The debate around Kinghorn’s suitability as a Test stand-off will rumble all week - all tour, most likely - but it should be remembered that this was only his third start as a No 10 at this level.
His form for Edinburgh is such that he deserves this opportunity but the 25-year-old now finds himself playing in the most scrutinised position in the team - and Finn Russell is an awfully tough act to follow.
Kinghorn was by no means the only under-performer and he redeemed himself in the second half, playing an instrumental role in the two Scotland tries which drew the tourists level at 18-18 only for them to concede the game’s decisive score from the restart.
But there were errors too: a restart that didn’t go the requisite ten metres, a rush of blood to the head which saw him dive into a maul, leaving Santiago Carreras free to score, and the failure to spark any sort of Scotland attack in the first 40.
“I don’t think it was as good as what Blair would have wanted but there were times when he did really well, times when he created things,” said Townsend.
“But we’re all here to learn.

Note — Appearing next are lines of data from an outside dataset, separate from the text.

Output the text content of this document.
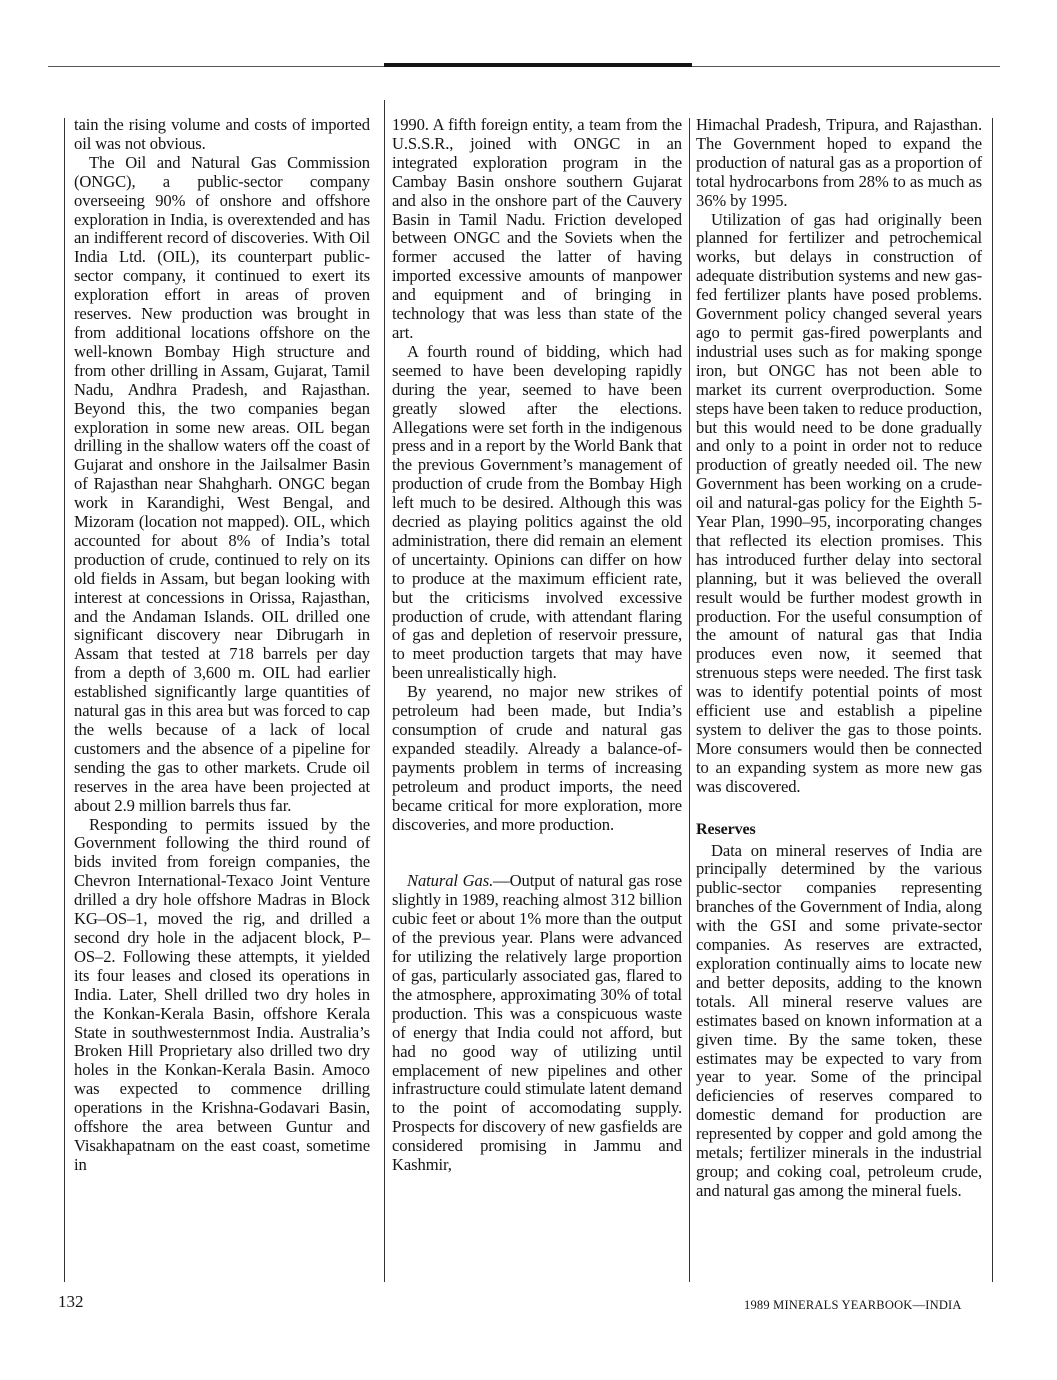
tain the rising volume and costs of imported oil was not obvious.

The Oil and Natural Gas Commission (ONGC), a public-sector company overseeing 90% of onshore and offshore exploration in India, is overextended and has an indifferent record of discoveries. With Oil India Ltd. (OIL), its counterpart public-sector company, it continued to exert its exploration effort in areas of proven reserves. New production was brought in from additional locations offshore on the well-known Bombay High structure and from other drilling in Assam, Gujarat, Tamil Nadu, Andhra Pradesh, and Rajasthan. Beyond this, the two companies began exploration in some new areas. OIL began drilling in the shallow waters off the coast of Gujarat and onshore in the Jailsalmer Basin of Rajasthan near Shahgharh. ONGC began work in Karandighi, West Bengal, and Mizoram (location not mapped). OIL, which accounted for about 8% of India’s total production of crude, continued to rely on its old fields in Assam, but began looking with interest at concessions in Orissa, Rajasthan, and the Andaman Islands. OIL drilled one significant discovery near Dibrugarh in Assam that tested at 718 barrels per day from a depth of 3,600 m. OIL had earlier established significantly large quantities of natural gas in this area but was forced to cap the wells because of a lack of local customers and the absence of a pipeline for sending the gas to other markets. Crude oil reserves in the area have been projected at about 2.9 million barrels thus far.

Responding to permits issued by the Government following the third round of bids invited from foreign companies, the Chevron International-Texaco Joint Venture drilled a dry hole offshore Madras in Block KG–OS–1, moved the rig, and drilled a second dry hole in the adjacent block, P–OS–2. Following these attempts, it yielded its four leases and closed its operations in India. Later, Shell drilled two dry holes in the Konkan-Kerala Basin, offshore Kerala State in southwesternmost India. Australia’s Broken Hill Proprietary also drilled two dry holes in the Konkan-Kerala Basin. Amoco was expected to commence drilling operations in the Krishna-Godavari Basin, offshore the area between Guntur and Visakhapatnam on the east coast, sometime in

1990. A fifth foreign entity, a team from the U.S.S.R., joined with ONGC in an integrated exploration program in the Cambay Basin onshore southern Gujarat and also in the onshore part of the Cauvery Basin in Tamil Nadu. Friction developed between ONGC and the Soviets when the former accused the latter of having imported excessive amounts of manpower and equipment and of bringing in technology that was less than state of the art.

A fourth round of bidding, which had seemed to have been developing rapidly during the year, seemed to have been greatly slowed after the elections. Allegations were set forth in the indigenous press and in a report by the World Bank that the previous Government’s management of production of crude from the Bombay High left much to be desired. Although this was decried as playing politics against the old administration, there did remain an element of uncertainty. Opinions can differ on how to produce at the maximum efficient rate, but the criticisms involved excessive production of crude, with attendant flaring of gas and depletion of reservoir pressure, to meet production targets that may have been unrealistically high.

By yearend, no major new strikes of petroleum had been made, but India’s consumption of crude and natural gas expanded steadily. Already a balance-of-payments problem in terms of increasing petroleum and product imports, the need became critical for more exploration, more discoveries, and more production.

Natural Gas.—Output of natural gas rose slightly in 1989, reaching almost 312 billion cubic feet or about 1% more than the output of the previous year. Plans were advanced for utilizing the relatively large proportion of gas, particularly associated gas, flared to the atmosphere, approximating 30% of total production. This was a conspicuous waste of energy that India could not afford, but had no good way of utilizing until emplacement of new pipelines and other infrastructure could stimulate latent demand to the point of accomodating supply. Prospects for discovery of new gasfields are considered promising in Jammu and Kashmir,

Himachal Pradesh, Tripura, and Rajasthan. The Government hoped to expand the production of natural gas as a proportion of total hydrocarbons from 28% to as much as 36% by 1995.

Utilization of gas had originally been planned for fertilizer and petrochemical works, but delays in construction of adequate distribution systems and new gas-fed fertilizer plants have posed problems. Government policy changed several years ago to permit gas-fired powerplants and industrial uses such as for making sponge iron, but ONGC has not been able to market its current overproduction. Some steps have been taken to reduce production, but this would need to be done gradually and only to a point in order not to reduce production of greatly needed oil. The new Government has been working on a crude-oil and natural-gas policy for the Eighth 5-Year Plan, 1990–95, incorporating changes that reflected its election promises. This has introduced further delay into sectoral planning, but it was believed the overall result would be further modest growth in production. For the useful consumption of the amount of natural gas that India produces even now, it seemed that strenuous steps were needed. The first task was to identify potential points of most efficient use and establish a pipeline system to deliver the gas to those points. More consumers would then be connected to an expanding system as more new gas was discovered.

Reserves

Data on mineral reserves of India are principally determined by the various public-sector companies representing branches of the Government of India, along with the GSI and some private-sector companies. As reserves are extracted, exploration continually aims to locate new and better deposits, adding to the known totals. All mineral reserve values are estimates based on known information at a given time. By the same token, these estimates may be expected to vary from year to year. Some of the principal deficiencies of reserves compared to domestic demand for production are represented by copper and gold among the metals; fertilizer minerals in the industrial group; and coking coal, petroleum crude, and natural gas among the mineral fuels.

132	1989 MINERALS YEARBOOK—INDIA
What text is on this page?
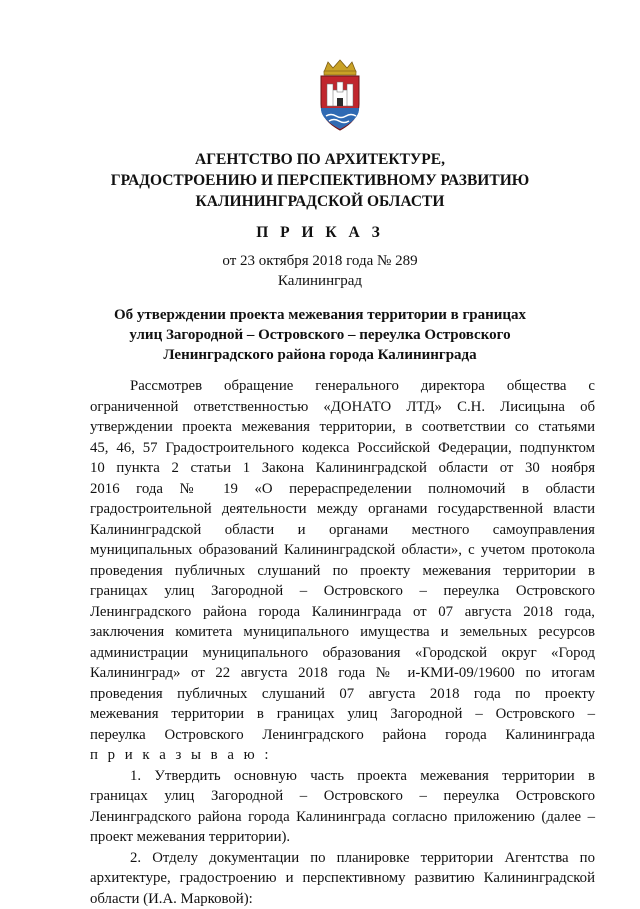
АГЕНТСТВО ПО АРХИТЕКТУРЕ,
ГРАДОСТРОЕНИЮ И ПЕРСПЕКТИВНОМУ РАЗВИТИЮ
КАЛИНИНГРАДСКОЙ ОБЛАСТИ
П Р И К А З
от 23 октября 2018 года № 289
Калининград
Об утверждении проекта межевания территории в границах
улиц Загородной – Островского – переулка Островского
Ленинградского района города Калининграда

Рассмотрев обращение генерального директора общества с
ограниченной ответственностью «ДОНАТО ЛТД» С.Н. Лисицына об
утверждении проекта межевания территории, в соответствии со статьями
45, 46, 57 Градостроительного кодекса Российской Федерации, подпунктом
10 пункта 2 статьи 1 Закона Калининградской области от 30 ноября
2016 года № 19 «О перераспределении полномочий в области
градостроительной деятельности между органами государственной власти
Калининградской области и органами местного самоуправления
муниципальных образований Калининградской области», с учетом протокола
проведения публичных слушаний по проекту межевания территории в
границах улиц Загородной – Островского – переулка Островского
Ленинградского района города Калининграда от 07 августа 2018 года,
заключения комитета муниципального имущества и земельных ресурсов
администрации муниципального образования «Городской округ «Город
Калининград» от 22 августа 2018 года № и-КМИ-09/19600 по итогам
проведения публичных слушаний 07 августа 2018 года по проекту
межевания территории в границах улиц Загородной – Островского –
переулка Островского Ленинградского района города Калининграда
п р и к а з ы в а ю :

1. Утвердить основную часть проекта межевания территории в
границах улиц Загородной – Островского – переулка Островского
Ленинградского района города Калининграда согласно приложению (далее –
проект межевания территории).

2. Отделу документации по планировке территории Агентства по
архитектуре, градостроению и перспективному развитию Калининградской
области (И.А. Марковой):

That’s the first game for this group for a while, the first game for individuals for a while, and we’ve got to be better next week, much closer to our potential to get back into this Test series.”
Scotland travelled to nearby Salta on Sunday, venue for the second Test. Another loss would mean a series defeat with one match still to play and lead to many questions about the direction in which this team is going.
Townsend took a calculated gamble by choosing to rest Russell, Stuart Hogg and Chris Harris for this tour, reckoning the long-term benefits would vindicate him. His hope was to blood younger and/or fringe players in a bid to increase squad depth in the build-up to next year’s World Cup.
The logic is sound but few put their hands up on Saturday. Matt Fagerson and Magnus Bradbury added a hard edge and Rory Hutchinson, playing at full-back, showed flashes of creativity, linking up with Kinghorn to good effect for both tries.
The first, scored by Mark Bennett, saw Hutchinson step up at first receiver, allowing Kinghorn the space to play a long, flat pass to the Edinburgh centre. Hutchinson got the second himself, stepping inside off the left wing to take Kinghorn’s reverse pass.
Scotland had trailed 18-6 at the break after Argentina had plundered two tries in five minutes through Jeromino de la Fuente and Carreras, but Kinghorn’s conversion of Hutchinson’s try made it 18-18 with 26 minutes left to play.
Unfortunately for the tourists, they conceded immediately, Gonzalo Bertranou just making the line after Emiliano Boffelli had fielded the restart expertly.